# Import Modules

In [1]:
import pandas as pd
from sklearn import preprocessing
from sklearn.linear_model import LogisticRegression

# Prepare Data

In [2]:
source_x = pd.read_csv("./data/2_X_train.csv")
source_y = pd.read_csv("./data/2_Y_train.csv")
source_x_y = pd.concat([source_x, source_y], axis=1)
source_x_y["Domain"] = 1

target_x = pd.read_csv("./data/5_X_train.csv")
target_y = pd.read_csv("./data/5_Y_train.csv")
target_x_y = pd.concat([target_x, target_y], axis=1)
target_x_y["Domain"] = 0

num_for_domain = 900
data_for_domain = pd.concat([source_x_y, target_x_y[:num_for_domain]], axis=0)
data_for_task = target_x_y[num_for_domain:]
data_for_task = data_for_task.drop(columns="Domain")

In [3]:
source_x_y

Unnamed: 0,Ratio,Mean,Max,Min,Std,Range,Lag-1_Ratio,Lag+1_Ratio,Season,Sunday,Am,Lunch,Pm,Occupancy,Domain
0,0.094933,2.878349e+05,380827.893,194841.812,92993.0405,185986.081,0.222852,0.045902,1,0,1,0,0,1,1
1,0.045902,1.391734e+05,155853.417,122493.428,16679.9945,33359.989,0.094933,0.049253,1,0,1,0,0,0,1
2,0.049253,1.493353e+05,158295.543,140374.991,8960.2760,17920.552,0.045902,0.069265,1,0,1,0,0,0,1
3,0.069265,1.500626e+05,168052.597,132072.549,17990.0240,35980.048,0.049253,0.082001,1,0,1,0,0,0,1
4,0.082001,1.582039e+05,170529.816,145877.968,12325.9240,24651.848,0.069265,0.066992,1,0,1,0,0,0,1
...,...,...,...,...,...,...,...,...,...,...,...,...,...,...,...
1563,0.047140,1.304723e+05,132273.838,128670.815,1801.5115,3603.023,0.048721,0.119312,0,0,0,0,1,0,1
1564,0.119312,3.672752e+05,574214.753,160335.592,206939.5805,413879.161,0.047140,0.321851,0,0,0,0,1,0,1
1565,0.321851,9.907495e+05,996765.945,984733.152,6016.3965,12032.793,0.119312,0.356091,0,0,0,0,1,1,1
1566,0.356091,1.096151e+06,1305499.967,886801.848,209349.0595,418698.119,0.321851,0.263492,0,0,0,0,1,1,1


In [4]:
domain_discriminator = LogisticRegression()
task_classifier = LogisticRegression()

# Domain Discrimination

In [5]:
x_for_domain = data_for_domain.drop(columns=["Domain", "Occupancy"])
scaler = preprocessing.StandardScaler()
x_for_domain = scaler.fit_transform(x_for_domain)

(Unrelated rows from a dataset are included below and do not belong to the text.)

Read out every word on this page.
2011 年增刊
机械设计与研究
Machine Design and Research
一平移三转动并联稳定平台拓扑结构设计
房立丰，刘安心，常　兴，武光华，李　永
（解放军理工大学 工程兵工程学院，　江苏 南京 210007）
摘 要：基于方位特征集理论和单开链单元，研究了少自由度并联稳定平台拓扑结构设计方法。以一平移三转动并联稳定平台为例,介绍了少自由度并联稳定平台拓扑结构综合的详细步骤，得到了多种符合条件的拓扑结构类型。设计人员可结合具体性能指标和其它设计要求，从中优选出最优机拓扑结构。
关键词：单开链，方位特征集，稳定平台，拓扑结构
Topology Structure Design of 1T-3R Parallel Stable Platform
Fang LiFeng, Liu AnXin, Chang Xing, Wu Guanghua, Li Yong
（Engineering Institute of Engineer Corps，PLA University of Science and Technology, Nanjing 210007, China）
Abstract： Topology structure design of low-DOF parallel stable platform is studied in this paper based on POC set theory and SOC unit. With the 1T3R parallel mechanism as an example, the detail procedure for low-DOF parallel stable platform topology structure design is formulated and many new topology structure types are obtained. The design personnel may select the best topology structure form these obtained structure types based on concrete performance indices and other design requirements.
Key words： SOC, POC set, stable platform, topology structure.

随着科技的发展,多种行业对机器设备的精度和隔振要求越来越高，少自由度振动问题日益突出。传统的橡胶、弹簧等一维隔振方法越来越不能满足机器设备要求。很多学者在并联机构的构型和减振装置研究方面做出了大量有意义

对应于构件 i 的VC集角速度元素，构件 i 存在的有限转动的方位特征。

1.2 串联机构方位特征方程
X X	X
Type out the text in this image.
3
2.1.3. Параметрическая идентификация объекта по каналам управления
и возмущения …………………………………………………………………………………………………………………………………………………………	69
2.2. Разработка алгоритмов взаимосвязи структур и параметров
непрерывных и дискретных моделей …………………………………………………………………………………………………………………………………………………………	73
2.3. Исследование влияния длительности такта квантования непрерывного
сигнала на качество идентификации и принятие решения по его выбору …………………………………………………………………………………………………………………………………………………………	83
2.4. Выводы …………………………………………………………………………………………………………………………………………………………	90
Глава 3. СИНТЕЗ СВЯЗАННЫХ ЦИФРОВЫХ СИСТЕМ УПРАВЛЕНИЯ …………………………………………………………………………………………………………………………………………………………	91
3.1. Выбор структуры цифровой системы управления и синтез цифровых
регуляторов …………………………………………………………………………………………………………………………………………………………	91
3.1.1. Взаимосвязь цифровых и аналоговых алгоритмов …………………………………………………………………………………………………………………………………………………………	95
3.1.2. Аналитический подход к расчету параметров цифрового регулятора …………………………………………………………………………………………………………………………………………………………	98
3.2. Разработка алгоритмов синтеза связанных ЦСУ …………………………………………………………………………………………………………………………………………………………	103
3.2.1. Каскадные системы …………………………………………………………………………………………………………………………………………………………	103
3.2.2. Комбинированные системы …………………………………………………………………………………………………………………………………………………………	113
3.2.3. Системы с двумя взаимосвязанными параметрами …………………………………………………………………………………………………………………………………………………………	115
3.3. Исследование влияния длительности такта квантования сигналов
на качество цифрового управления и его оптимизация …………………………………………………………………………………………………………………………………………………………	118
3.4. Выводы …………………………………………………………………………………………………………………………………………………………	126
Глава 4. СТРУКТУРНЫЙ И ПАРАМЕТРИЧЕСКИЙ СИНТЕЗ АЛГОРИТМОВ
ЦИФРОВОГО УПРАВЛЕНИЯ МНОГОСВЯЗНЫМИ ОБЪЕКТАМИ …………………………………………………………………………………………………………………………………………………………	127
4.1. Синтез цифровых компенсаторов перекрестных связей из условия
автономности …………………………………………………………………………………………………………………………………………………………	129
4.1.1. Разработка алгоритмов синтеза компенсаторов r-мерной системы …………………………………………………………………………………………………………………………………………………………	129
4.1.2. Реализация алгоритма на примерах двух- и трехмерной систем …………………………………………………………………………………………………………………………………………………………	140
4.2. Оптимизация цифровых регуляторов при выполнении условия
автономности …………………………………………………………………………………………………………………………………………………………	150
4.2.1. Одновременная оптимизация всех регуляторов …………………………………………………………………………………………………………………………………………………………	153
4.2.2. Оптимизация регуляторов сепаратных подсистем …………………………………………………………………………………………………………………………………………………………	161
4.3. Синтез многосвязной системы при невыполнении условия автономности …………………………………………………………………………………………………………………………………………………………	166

y_for_domain = data_for_domain["Domain"]

In [6]:
domain_discriminator.fit(x_for_domain, y_for_domain.values)

LogisticRegression()

In [7]:
transferred_mask = domain_discriminator.predict(x_for_domain[:-num_for_domain]) == 0
num_transffered = sum(transferred_mask)
print(f"{num_transffered} samples transferred from Source to Target")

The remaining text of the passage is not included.